Кажется, её глаза стали немного добрее. Поэтому Купава снова заговорила, склонившись в поклоне.
— А ещё… Владычица Белояра, я прошу вас о милосердии для моих спутников…
— О. Конечно, — Белояра сделала усталый вздох. — Конечно ты попросишь. Но скажи, дева, почему я должна его дать? Ты привела двоих… Последователей того же бога, что и наши убийцы. А ещё двоих осквернённых. Они живы лишь потому, что обе носят твой знак. А ты, я смотрю, носишь их знаки. В старые времена до подобного не опускалась ни одна из моих сестёр. Ты воистину невежественна, кривое отражение того, чем должна быть русалка!
Купава сжала кулаки, чувствуя, что начинает злиться. Пренебрежительный, высокомерный тон — да как она смеет говорить так со своей сестрой, пусть она даже трижды владычица озера?
— Я не знаю ваших путей и правил, Владычица Белояра, — сказала она, тем не менее, вежливо. — Меня не обучили им. Мне лишь сказали, что Богиня милосердна и отвечает на добро добром. А мои спутники не причинили зла ни мне, ни моему племени. Одну я назвала своей сестрой, — Купава дерзко посмотрела царице прямо в глаза. — Скажите, что я поняла неправильно, Владычица?

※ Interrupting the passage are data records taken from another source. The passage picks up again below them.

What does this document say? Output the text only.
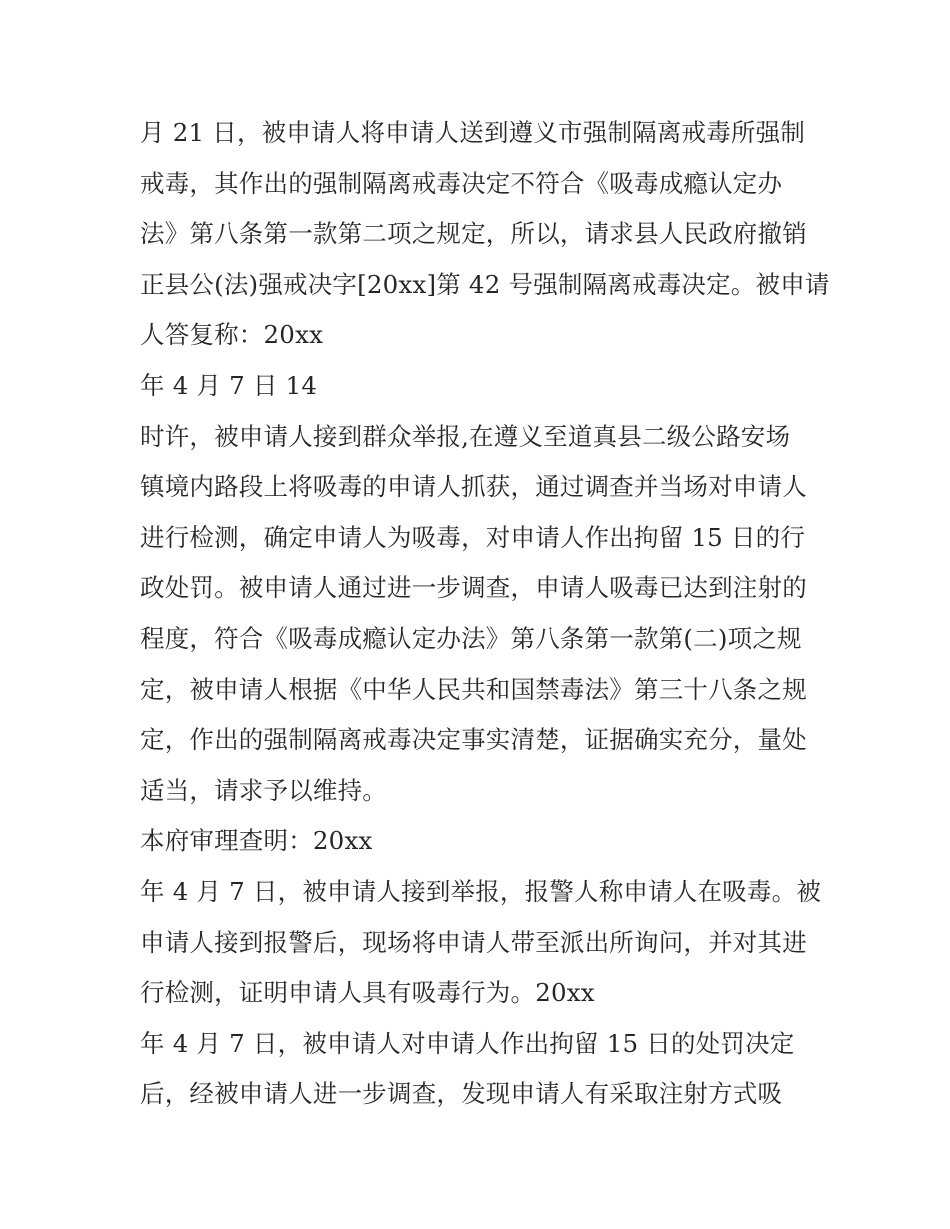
月 21 日，被申请人将申请人送到遵义市强制隔离戒毒所强制
戒毒，其作出的强制隔离戒毒决定不符合《吸毒成瘾认定办
法》第八条第一款第二项之规定，所以，请求县人民政府撤销
正县公(法)强戒决字[20xx]第 42 号强制隔离戒毒决定。被申请
人答复称：20xx
年 4 月 7 日 14
时许，被申请人接到群众举报,在遵义至道真县二级公路安场
镇境内路段上将吸毒的申请人抓获，通过调查并当场对申请人
进行检测，确定申请人为吸毒，对申请人作出拘留 15 日的行
政处罚。被申请人通过进一步调查，申请人吸毒已达到注射的
程度，符合《吸毒成瘾认定办法》第八条第一款第(二)项之规
定，被申请人根据《中华人民共和国禁毒法》第三十八条之规
定，作出的强制隔离戒毒决定事实清楚，证据确实充分，量处
适当，请求予以维持。
本府审理查明：20xx
年 4 月 7 日，被申请人接到举报，报警人称申请人在吸毒。被
申请人接到报警后，现场将申请人带至派出所询问，并对其进
行检测，证明申请人具有吸毒行为。20xx
年 4 月 7 日，被申请人对申请人作出拘留 15 日的处罚决定
后，经被申请人进一步调查，发现申请人有采取注射方式吸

Наступила жутковатая тишина. «Мне конец. Нам конец», — подумала Купава с ужасом… И восторгом? То же самое она чувствовала, когда в Лукорецке убегала от погони. Она перевела дыхание и продолжила:
— Моя вина в том, что я… Пыталась ворваться к вам без приглашения. Но я лишь хотела попасть в святилище. Я готова пройти испытания, если надо — но я понятия не имела, как… Позвать вас. Обратится к вам. Степная ведьма предложила помощь, и я приняла её. Но разве она причинила вред хоть кому-то из вас? Разве она пыталась проникнуть в святилище? Равно как и монахи. Они лишь стали жертвами моей… Глупости.
— Воистину, глупости, — Белояра слушала её, облокотившись на один из подлокотников. — Малёк неразумный, подумай о том, что теперь о нашем граде знает четверо тех, кому знать о нём не следует.
— Я могу поклясться, что сестрица никому не расскажет…
— А степнячка? А монахи? — спросила Белояра, и Купава не нашлась, что ответить. Владычица продолжила:
— Они не будут молчать. Как ты уже поняла, некоторые мои сёстры живут среди людей — и если правда о граде-Ките выплывает, что станет с ними? Что станет со всеми нами? Сердца поклонников Финиста из камня, а их ал-кемию мы уже один раз недооценили… Нечего сказать, дева? — Белояра улыбнулась нежно-нежно. — На твой счастье, я чту заветы Богини, а она велела быть милосердной. Потому… Знаешь ли ты, где мы сейчас находимся?
— На дне озера Белояр, — сказала Купава. Ох и не нравился ей подобревший голос владычицы.
— Тогда почему над нами небо и солнце? — спросила владычица. — Нет, дитя, мы в Нави.
Купава непроизвольно сглотнула: мысль о том, что они сейчас прибывают в мире мёртвых из страшных сказок, пугала, даром что она сама была нежитью.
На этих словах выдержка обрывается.